An anechoic chamber is a space specifically designed to absorb and isolate all sound and electromagnetic waves. That means zero reverberant noise, zero echo, and the closest you can get to total silence. Or, in sound designer parlance, “digital zero.”

In this BAFTA Guru interview with A Quiet Place sound designers Erik Aadahl and Ethan Van der Ryn, the Oscar-nominated duo wax philosophical on the anechoic experience and its influence on their work.


Both Aadahl and Van der Ryn have been inside a chamber before. What Aadahl found most striking was how your ears “open up” and tune in to the sounds of your body: your circulatory system, blood coursing through your veins and your chest cavity breathing.

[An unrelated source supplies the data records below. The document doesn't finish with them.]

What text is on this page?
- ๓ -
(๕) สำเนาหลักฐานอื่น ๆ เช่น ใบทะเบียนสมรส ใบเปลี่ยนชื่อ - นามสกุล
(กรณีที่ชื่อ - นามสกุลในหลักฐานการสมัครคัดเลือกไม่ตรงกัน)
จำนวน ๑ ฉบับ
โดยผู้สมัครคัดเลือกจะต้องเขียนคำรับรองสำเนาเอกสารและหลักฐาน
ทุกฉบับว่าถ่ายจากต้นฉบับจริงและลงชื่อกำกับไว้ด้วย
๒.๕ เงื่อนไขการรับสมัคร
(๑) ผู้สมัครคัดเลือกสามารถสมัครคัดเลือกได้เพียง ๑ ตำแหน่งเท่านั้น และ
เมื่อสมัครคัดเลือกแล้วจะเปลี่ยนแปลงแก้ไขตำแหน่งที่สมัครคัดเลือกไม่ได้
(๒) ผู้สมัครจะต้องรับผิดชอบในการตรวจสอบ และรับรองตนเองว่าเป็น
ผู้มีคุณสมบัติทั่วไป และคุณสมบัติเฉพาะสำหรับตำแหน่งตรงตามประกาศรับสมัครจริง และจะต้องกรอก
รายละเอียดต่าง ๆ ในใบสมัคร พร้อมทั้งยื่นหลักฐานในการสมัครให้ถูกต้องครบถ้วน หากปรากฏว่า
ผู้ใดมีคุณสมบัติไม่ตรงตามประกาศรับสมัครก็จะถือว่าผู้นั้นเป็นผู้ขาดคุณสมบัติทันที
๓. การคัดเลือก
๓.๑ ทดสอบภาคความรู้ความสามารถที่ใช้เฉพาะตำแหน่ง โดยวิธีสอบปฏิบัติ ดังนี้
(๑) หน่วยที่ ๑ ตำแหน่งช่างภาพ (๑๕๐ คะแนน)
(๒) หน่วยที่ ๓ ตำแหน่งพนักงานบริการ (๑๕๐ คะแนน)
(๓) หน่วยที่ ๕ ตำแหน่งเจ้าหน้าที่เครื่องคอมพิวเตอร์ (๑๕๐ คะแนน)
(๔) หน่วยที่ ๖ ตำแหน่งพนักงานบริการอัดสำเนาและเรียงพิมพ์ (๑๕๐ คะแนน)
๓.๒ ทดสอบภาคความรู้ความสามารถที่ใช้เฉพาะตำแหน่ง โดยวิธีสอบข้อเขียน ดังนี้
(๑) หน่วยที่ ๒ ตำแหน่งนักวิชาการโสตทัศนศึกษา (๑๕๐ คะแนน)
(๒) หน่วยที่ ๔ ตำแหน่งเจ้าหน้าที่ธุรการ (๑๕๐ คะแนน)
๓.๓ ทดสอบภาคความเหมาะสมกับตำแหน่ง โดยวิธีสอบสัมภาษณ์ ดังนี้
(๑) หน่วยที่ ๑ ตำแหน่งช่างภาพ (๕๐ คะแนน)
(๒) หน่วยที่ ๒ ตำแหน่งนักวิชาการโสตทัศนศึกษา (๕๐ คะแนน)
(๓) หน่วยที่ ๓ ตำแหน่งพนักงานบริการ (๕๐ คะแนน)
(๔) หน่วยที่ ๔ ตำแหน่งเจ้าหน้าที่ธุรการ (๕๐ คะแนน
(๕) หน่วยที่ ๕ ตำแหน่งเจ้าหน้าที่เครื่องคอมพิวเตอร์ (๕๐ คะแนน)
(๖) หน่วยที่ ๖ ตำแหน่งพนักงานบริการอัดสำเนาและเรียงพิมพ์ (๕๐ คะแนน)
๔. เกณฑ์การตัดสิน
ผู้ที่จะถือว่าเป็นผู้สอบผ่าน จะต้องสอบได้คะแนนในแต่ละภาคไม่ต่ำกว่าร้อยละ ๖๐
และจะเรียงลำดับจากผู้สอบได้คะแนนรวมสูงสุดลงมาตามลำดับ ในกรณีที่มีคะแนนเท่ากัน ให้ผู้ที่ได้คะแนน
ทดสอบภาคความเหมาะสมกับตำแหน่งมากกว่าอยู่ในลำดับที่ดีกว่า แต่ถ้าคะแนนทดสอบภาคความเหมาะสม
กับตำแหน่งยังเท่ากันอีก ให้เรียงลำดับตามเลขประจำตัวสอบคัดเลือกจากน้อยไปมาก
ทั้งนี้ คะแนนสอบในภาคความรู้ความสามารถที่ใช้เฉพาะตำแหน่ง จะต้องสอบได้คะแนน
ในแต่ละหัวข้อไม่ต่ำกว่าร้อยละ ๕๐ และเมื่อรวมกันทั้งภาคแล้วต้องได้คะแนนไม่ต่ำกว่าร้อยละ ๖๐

In this context, Aadahl says, “These small sounds become really big sounds.” And this idea developed into the conceptual drive for A Quiet Place’s much-discussed sound design.

The challenge, Van der Ryn says, was how to further articulate the love and intimacy of the film’s central family. How to “get closer” to the characters with sound...or, as they discovered, the lack thereof. 

Quiet-place-millicent-simmonds

Inspired by deaf actress Millicent Simmonds, the designers sought to recreate her physiological experience. Director John Krasinski envisioned a “low rumble” whenever Millie’s character Regan used her cochlear implant, or what Van der Ryn calls “hearing as touch.” This immediately reminded the designers of their time in the chamber. Regan’s “sonic perspective” was then based closely on the anechoic isolation and emphasis of bodily noise.

In the three instances in the film when Regan removes her implants, the designers experimented with actual silence. Digital zero. The effect, Van der Ryn says took their breath away and connected the audience to Regan in a “deep and powerful way.”  

Aadahl and Ethan Van der Ryn’s anechoic approach, of course, works completely. You can’t get much closer to a character than to get almost literally inside their head.